The church's architectural design called for a short-stack line array consisting of four stacks of two JBL VRX932 enclosures each. QSC PLX3602 amplifiers power the enclosures and the JBL VRX928 backfill monitors. A newly installed Aviom system provides monitoring.

The console is an Allen & Heath GL3800, and system processing is accomplished via dbx DriveRacks. Worship Media Productions also installed new acoustical treatments that had not been part of the previous sound system design. "This combination of equipment lets the church have any configuration of praise band, choir, piano and other singers and instruments," Williams said.

The video system is equally robust. The stage is flanked by two 9 x 12 projection screens, illuminated by Sanyo 100 Series 6,500-lumens XGA projectors and fed by either prerecorded program material or live signal from two Sony BRC300 PTZ cameras operated remotely by a Vaddio "Production-View" switching system. A Toshiba 57-inch LCD screen is hung on the stage's rear wall. Extron and Kramer systems are used for video interfaces, conversions, switching and other operations.

The vast majority of this diverse equipment complement was sourced and supplied by the local GC Pro store, and Williams says he would be hard pressed to accomplish as much on this or any other project without the support he gets from GC Pro. "As long as we've been in business here, GC Pro has been our main supplier," Williams said, crediting GC Pro account manager Troy Hanchett and others for their ability to “always get things done right and on time, under any circumstances. Design changes happen all the time in the field and if we need a certain piece of gear delivered overnight GC Pro makes it happen. I pick up the phone and what we need is there."

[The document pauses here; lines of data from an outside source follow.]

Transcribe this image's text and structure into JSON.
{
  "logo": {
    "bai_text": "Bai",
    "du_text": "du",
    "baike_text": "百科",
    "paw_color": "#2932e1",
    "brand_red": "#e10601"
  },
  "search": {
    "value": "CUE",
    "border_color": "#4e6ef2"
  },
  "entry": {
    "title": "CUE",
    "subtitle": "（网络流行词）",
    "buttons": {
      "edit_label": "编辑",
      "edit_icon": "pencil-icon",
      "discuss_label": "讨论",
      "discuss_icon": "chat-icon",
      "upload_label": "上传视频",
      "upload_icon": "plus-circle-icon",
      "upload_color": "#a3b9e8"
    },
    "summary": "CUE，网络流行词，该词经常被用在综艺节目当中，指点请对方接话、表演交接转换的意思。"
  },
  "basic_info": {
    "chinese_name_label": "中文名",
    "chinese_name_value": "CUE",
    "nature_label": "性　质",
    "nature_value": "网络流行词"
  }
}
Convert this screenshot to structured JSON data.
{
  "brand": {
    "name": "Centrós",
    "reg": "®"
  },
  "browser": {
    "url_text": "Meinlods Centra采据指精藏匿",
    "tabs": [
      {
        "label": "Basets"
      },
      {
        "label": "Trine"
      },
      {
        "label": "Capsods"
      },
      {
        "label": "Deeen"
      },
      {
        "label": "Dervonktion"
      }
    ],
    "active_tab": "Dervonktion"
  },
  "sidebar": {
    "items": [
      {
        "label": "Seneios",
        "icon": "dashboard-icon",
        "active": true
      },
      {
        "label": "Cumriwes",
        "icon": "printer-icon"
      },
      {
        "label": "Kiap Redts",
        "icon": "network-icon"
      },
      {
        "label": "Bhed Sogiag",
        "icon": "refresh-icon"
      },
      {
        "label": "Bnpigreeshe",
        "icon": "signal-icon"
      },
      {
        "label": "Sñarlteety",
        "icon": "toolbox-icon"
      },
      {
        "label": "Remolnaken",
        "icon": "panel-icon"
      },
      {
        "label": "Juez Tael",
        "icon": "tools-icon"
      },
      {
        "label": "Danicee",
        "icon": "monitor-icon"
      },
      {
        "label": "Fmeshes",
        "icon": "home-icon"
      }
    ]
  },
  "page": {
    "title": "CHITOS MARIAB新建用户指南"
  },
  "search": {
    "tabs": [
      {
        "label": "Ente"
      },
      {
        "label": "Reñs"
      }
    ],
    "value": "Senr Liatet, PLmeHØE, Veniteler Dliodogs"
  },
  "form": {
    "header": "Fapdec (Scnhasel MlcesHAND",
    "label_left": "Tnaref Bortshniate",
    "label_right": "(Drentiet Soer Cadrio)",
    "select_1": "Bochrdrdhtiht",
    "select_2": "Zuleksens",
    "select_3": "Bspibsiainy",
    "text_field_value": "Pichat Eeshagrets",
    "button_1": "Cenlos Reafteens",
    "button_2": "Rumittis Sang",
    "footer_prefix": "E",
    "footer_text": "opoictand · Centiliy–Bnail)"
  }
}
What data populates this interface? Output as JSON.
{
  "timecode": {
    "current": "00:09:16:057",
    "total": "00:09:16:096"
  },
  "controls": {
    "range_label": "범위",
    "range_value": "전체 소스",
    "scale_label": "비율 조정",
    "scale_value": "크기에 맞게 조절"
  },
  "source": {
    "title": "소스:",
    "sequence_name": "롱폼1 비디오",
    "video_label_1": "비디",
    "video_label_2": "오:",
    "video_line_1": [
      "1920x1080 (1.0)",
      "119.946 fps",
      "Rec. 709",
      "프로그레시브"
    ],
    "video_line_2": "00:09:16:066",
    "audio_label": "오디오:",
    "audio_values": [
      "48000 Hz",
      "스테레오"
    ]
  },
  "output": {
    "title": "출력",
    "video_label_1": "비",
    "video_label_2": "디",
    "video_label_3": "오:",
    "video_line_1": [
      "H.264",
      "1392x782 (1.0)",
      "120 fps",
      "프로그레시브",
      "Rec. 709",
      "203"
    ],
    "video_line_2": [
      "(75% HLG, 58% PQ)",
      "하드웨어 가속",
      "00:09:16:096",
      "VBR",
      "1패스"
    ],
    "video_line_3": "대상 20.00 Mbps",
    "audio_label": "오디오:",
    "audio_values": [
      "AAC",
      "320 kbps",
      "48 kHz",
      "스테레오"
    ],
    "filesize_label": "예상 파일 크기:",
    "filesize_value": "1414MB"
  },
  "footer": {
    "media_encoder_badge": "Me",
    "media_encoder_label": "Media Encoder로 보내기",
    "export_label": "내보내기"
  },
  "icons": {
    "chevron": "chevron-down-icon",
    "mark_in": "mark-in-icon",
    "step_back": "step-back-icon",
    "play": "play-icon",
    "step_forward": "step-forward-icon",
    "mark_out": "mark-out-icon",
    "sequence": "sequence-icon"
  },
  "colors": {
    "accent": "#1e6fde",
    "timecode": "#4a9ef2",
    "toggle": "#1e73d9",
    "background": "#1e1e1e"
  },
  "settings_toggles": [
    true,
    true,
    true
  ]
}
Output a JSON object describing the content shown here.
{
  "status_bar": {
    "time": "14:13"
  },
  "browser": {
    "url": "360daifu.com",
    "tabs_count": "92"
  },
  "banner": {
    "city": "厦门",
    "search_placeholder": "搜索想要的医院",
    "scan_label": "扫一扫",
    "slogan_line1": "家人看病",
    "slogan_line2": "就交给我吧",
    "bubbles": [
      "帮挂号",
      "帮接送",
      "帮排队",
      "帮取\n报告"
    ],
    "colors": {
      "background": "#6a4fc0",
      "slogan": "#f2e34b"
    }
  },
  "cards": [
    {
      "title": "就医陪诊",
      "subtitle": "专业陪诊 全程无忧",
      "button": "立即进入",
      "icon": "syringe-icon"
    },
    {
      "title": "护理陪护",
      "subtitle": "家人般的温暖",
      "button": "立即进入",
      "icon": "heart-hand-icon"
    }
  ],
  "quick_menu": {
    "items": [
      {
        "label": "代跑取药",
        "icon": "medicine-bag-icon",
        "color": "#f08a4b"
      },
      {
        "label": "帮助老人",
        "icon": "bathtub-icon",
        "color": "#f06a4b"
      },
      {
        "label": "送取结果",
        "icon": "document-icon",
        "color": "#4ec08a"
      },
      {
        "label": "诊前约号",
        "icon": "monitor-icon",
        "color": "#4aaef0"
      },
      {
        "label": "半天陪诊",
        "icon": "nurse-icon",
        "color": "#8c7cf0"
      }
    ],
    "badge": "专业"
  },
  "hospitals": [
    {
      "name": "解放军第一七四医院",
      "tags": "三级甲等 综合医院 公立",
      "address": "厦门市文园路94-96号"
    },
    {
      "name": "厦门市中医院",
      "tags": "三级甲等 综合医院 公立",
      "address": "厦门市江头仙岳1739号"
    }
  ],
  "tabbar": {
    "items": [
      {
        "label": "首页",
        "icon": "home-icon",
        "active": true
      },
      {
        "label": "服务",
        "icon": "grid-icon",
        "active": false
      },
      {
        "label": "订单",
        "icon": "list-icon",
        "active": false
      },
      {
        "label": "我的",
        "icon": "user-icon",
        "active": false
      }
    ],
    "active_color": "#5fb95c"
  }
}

For systems integrators like Williams, GC Pro is more than a technology resource — it's also a partner in designing and specifying systems. He recalls a sound project in one of the music education and performance spaces at the University of Miami for which Hanchett made some key recommendations. "As it turns out, we had been under-sizing the amplification of the system and Troy noticed it when he reviewed the specs," Williams said. "Sure enough, he was right. I regularly bounce ideas off of the people I work with at GC Pro. I like to think of them as part of our design team. I don't know where we'd be without them."